The BMJ 16 Sep 2017  Vol 358

Keep taking the antidepressants for anxiety, OCD & PTSD

Here’s a meta-analysis with lots of statistical detail and a clear take-home message. Discontinuation of antidepressant treatment results in twice the relapse rate among responders with anxiety, obsessive-compulsive disorder and post-traumatic stress syndrome, compared with treatment continuation for up to a year. But I was quite unable to find out what “antidepressants” actually meant. In a hundred years’ time, I suspect that the drugs we call that will be considered unbelievably crude and heterogeneous, as will these diagnostic categories. Probably most of these patients were taking a variety of serotonin reuptake inhibitors. They do seem to work for some.

Intra-ocular pressure: a bad test for glaucoma?

This substudy from EPIC-Norfolk strongly suggests that screening for glaucoma using intra-ocular pressure is pointless.

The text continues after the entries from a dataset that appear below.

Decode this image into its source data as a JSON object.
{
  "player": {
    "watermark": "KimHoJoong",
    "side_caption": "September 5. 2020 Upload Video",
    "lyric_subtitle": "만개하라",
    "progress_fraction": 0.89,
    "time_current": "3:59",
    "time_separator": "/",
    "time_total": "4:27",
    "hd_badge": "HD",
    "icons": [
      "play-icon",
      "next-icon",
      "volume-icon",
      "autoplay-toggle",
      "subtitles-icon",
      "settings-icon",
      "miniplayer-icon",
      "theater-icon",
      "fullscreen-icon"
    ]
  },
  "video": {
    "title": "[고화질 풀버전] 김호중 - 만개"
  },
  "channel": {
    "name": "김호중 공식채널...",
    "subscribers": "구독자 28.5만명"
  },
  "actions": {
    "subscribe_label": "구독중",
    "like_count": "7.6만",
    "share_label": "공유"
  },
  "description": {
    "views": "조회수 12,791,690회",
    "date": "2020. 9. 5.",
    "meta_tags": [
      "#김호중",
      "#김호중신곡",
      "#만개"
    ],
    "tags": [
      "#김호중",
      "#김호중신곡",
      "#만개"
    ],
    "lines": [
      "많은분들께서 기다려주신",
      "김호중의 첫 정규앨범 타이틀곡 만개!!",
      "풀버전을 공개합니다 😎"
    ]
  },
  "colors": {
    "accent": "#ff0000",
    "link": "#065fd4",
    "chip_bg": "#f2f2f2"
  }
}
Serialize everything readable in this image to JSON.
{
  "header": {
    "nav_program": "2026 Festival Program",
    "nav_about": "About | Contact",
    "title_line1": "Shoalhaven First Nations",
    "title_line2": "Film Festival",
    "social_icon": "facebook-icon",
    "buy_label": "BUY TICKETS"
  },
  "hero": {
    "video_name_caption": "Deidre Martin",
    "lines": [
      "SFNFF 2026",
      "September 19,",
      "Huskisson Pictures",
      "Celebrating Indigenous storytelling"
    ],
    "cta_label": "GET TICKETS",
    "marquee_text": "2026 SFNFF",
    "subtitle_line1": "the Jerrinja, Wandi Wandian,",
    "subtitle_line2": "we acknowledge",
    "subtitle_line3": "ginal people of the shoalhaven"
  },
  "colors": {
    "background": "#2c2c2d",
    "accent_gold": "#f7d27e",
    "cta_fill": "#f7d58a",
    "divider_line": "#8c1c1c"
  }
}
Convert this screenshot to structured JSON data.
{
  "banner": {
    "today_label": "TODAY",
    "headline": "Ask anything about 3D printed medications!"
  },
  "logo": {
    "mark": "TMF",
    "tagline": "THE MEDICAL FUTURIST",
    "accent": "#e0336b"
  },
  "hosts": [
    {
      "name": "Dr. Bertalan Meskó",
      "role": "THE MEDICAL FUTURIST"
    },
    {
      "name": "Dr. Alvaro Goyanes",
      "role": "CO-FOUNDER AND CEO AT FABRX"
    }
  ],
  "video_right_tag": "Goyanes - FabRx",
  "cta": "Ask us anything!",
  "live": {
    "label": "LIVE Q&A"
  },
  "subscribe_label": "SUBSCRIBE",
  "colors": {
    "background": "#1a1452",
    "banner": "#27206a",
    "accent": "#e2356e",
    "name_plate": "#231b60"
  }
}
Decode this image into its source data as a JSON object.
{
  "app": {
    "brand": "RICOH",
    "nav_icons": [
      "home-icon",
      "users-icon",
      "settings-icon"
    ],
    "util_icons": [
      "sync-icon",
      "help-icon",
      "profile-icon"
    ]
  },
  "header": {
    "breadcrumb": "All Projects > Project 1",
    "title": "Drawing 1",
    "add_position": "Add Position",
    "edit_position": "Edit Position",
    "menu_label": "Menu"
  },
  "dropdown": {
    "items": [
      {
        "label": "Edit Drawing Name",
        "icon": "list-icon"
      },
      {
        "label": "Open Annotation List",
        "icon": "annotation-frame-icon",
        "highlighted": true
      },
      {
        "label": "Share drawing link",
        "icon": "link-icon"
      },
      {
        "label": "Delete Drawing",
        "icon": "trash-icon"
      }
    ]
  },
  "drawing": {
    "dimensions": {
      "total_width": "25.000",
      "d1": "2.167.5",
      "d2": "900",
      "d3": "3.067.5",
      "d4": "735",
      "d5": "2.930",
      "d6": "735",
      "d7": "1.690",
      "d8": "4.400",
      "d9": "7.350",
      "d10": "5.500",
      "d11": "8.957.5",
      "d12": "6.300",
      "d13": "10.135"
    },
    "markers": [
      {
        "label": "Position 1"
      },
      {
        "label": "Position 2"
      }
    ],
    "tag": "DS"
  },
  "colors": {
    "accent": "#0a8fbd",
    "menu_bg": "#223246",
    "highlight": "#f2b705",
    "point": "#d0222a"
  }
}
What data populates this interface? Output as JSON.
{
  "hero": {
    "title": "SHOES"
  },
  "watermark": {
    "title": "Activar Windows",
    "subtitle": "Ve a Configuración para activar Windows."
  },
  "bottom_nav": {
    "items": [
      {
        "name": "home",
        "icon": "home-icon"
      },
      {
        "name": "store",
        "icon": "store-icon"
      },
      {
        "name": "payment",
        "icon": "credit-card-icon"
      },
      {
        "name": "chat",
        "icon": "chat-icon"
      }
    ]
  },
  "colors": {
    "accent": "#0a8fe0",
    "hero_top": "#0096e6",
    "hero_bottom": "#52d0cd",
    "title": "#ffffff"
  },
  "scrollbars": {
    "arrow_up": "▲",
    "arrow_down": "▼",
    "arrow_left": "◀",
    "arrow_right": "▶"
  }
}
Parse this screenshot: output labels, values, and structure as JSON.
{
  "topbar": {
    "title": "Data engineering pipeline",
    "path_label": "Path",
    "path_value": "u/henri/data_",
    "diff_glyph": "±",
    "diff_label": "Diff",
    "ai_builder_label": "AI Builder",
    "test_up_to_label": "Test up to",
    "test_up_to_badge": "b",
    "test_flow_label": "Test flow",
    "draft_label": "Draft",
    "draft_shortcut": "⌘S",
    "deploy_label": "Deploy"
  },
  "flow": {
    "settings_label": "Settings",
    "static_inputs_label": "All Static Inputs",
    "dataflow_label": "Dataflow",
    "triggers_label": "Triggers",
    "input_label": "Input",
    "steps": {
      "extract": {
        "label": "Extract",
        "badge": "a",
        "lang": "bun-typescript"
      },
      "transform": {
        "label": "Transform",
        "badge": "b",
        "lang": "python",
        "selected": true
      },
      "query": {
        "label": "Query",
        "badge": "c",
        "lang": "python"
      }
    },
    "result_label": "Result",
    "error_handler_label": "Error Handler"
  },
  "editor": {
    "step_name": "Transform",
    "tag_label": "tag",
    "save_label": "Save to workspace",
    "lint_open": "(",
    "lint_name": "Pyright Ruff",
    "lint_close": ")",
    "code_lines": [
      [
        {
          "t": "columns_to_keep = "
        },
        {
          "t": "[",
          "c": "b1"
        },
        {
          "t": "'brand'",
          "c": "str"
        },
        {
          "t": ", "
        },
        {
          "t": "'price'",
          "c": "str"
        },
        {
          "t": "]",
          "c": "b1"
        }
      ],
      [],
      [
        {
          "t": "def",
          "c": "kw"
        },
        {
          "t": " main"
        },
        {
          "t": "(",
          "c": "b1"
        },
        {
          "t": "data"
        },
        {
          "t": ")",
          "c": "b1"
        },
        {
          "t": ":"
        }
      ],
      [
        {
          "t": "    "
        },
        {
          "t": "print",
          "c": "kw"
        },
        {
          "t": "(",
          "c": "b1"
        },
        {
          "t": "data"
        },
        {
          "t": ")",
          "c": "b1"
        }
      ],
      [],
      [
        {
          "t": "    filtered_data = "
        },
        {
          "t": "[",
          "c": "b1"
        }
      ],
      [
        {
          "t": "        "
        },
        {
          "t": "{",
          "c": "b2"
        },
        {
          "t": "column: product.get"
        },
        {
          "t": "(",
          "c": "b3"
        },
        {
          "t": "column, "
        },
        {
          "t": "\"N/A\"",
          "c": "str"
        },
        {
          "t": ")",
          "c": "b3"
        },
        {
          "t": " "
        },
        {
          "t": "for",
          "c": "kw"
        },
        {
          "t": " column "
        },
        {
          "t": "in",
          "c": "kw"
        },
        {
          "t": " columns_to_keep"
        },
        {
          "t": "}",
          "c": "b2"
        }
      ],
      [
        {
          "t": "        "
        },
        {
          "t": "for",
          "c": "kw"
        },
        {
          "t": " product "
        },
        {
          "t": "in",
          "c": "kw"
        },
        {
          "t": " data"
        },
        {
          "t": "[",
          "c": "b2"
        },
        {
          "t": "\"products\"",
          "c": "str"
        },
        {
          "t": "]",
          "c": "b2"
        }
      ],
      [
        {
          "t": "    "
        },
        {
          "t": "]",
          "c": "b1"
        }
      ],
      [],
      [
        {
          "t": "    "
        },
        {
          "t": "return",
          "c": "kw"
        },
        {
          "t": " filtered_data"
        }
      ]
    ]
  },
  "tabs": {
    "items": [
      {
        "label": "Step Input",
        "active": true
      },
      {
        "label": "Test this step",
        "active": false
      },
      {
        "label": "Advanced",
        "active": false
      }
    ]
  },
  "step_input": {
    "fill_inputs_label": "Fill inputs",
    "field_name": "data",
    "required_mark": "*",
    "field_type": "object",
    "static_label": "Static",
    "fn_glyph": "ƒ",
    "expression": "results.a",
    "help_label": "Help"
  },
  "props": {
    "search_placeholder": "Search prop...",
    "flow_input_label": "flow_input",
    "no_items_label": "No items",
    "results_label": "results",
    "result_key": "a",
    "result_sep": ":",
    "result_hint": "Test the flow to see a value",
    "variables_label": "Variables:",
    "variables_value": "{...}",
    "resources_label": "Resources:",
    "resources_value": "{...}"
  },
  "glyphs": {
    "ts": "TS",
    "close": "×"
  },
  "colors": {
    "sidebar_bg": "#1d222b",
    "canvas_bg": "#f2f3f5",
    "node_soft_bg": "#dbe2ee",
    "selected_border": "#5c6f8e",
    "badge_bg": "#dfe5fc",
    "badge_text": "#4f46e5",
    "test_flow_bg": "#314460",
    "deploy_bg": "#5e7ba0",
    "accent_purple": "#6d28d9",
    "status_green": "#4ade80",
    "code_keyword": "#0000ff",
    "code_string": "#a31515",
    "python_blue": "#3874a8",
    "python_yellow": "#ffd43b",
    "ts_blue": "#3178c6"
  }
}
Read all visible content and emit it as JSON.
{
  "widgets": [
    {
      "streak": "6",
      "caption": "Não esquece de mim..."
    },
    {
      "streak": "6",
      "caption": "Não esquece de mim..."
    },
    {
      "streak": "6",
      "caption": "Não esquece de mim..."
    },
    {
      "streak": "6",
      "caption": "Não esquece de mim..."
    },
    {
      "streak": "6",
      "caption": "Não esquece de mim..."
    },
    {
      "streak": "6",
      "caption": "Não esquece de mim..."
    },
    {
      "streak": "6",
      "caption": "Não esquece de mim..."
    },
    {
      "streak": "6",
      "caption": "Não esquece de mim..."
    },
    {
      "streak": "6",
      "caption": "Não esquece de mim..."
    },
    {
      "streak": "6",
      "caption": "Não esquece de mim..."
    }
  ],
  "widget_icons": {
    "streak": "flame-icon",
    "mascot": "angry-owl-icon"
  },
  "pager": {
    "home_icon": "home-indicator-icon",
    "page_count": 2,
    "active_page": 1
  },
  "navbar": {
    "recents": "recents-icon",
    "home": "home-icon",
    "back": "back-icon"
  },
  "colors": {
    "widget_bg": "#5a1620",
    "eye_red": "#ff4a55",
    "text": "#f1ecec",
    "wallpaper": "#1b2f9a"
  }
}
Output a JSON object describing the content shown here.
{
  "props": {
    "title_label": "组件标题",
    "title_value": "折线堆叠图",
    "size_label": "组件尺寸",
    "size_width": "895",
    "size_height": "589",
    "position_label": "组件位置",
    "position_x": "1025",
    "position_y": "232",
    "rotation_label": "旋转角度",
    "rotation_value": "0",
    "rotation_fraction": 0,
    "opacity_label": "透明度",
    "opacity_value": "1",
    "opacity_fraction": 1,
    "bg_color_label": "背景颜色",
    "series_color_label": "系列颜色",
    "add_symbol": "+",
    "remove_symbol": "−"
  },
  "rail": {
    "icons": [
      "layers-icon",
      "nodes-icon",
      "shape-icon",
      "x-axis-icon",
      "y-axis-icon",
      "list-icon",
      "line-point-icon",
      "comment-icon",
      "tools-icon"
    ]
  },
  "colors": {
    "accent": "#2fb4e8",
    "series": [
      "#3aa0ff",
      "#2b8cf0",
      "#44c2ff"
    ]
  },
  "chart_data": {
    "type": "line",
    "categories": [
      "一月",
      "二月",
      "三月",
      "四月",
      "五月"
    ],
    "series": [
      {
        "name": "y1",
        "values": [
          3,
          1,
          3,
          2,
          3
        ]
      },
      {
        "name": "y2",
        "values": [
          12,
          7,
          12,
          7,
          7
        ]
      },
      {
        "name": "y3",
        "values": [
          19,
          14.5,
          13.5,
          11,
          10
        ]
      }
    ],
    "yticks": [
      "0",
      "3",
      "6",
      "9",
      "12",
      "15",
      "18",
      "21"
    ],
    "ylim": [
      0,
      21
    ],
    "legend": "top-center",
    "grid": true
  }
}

In 76% of patients with newly diagnosed primary open angle glaucoma (83/107), the mean IOP was under the threshold for ocular hypertension (21 mm Hg). No one IOP threshold provided adequately high sensitivity and specificity for diagnosis of glaucoma. All those puffs in the eye for nothing.

Plant of the Week: Geranium cinereum “Ballerina” 

The hardy geraniums (cranesbills) are indispensable small perennials for every garden, and although we are well stocked already, it’s an unusual year that doesn’t see us buy in one or two new varieties.

English gardens have gone into wet, funereal mode early this year, but there are still a few geraniums trying to maintain good cheer. Just now, “Ballerina”, a form of G cinereum, is about the best. It’s scrambling about on the wet soil or on various small plants, carrying abundant dusky purple flowers with a dark centre and black veins. It’s been doing this for months already. When it’s over, gardening ceases, and life becomes all about keeping warm and gathering leaves.